A collection of various art made by humans might become immortal with the Lunar Codex programme.
About Lunar Codex
- A collection of art gathered from artists will be stranded on the lunar surface as a lasting record of human creativity even in times of war, pandemics and economic crises.
- This programme is spearheaded by Samuel Peralta, a semi-retired physicist and art collector from Canada.
- The collection of varied digitised art will be sent to the moon as a lasting record of human creativity.
- Lunar Codex is stored on memory cards or laser etched on NanoFiche, a 21st-century update on film-based microfiche. These will ensure that the art forms reach the lunar surface safely.

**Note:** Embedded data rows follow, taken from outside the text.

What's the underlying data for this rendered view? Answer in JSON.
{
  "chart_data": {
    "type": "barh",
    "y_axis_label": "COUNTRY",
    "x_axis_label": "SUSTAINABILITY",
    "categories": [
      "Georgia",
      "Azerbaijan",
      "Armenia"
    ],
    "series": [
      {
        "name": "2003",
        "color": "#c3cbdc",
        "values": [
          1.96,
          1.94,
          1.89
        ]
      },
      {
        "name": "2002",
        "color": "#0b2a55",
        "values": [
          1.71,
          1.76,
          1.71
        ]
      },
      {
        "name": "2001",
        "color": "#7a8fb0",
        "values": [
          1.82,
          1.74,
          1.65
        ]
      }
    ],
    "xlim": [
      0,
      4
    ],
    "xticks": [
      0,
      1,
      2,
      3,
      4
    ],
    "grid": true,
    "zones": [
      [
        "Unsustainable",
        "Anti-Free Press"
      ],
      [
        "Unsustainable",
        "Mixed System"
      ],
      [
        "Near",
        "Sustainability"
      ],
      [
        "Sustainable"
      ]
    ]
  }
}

- The collection of art is gathered from 30,000 artists, writers, filmmakers and musicians from 157 countries. The art forms include images, magazines, books, podcasts, movies and music, which are divided into four capsules.
- The first such capsule is known as the Orion collection, which has already flown around the moon when it launched on the Orion spacecraft as part of NASA’s Artemis 1 mission last year.

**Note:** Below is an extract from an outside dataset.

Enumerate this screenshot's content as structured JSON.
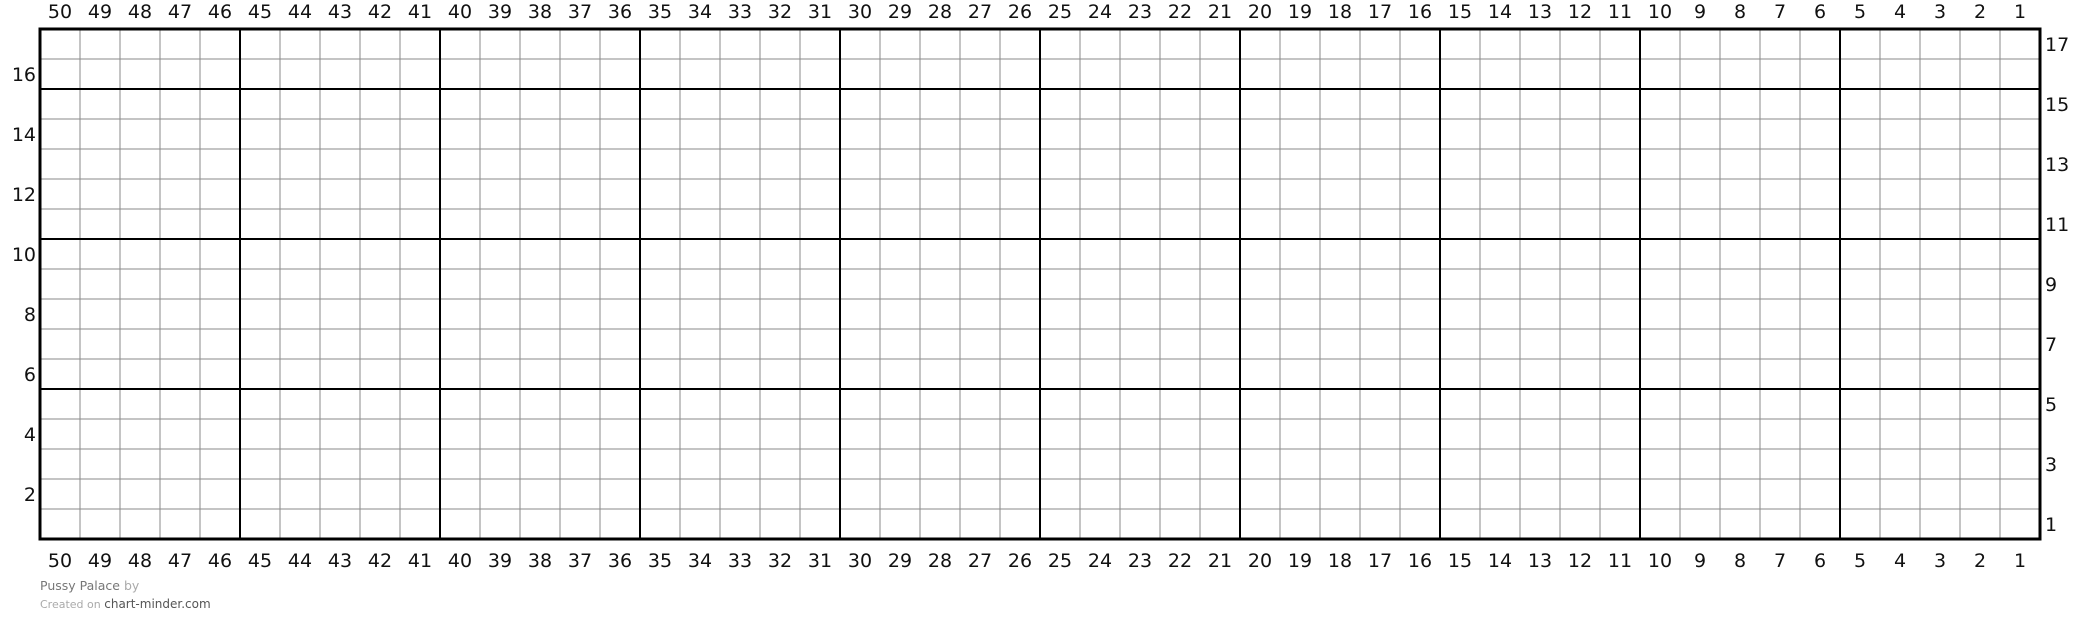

- In the coming months, a series of lunar landers will take the Lunar Codex capsules to various destinations in craters at the moon’s South Pole and a lunar plain called Sinus Viscositatis.
Q1) What is Crater?
Craters are bowl-shaped depressions or hollows on the surface of a planet, moon, asteroid, or other celestial body. They are formed primarily as a result of impact events, where objects from space, such as meteoroids, asteroids, or comets, collide with the surface of the celestial body at high velocities.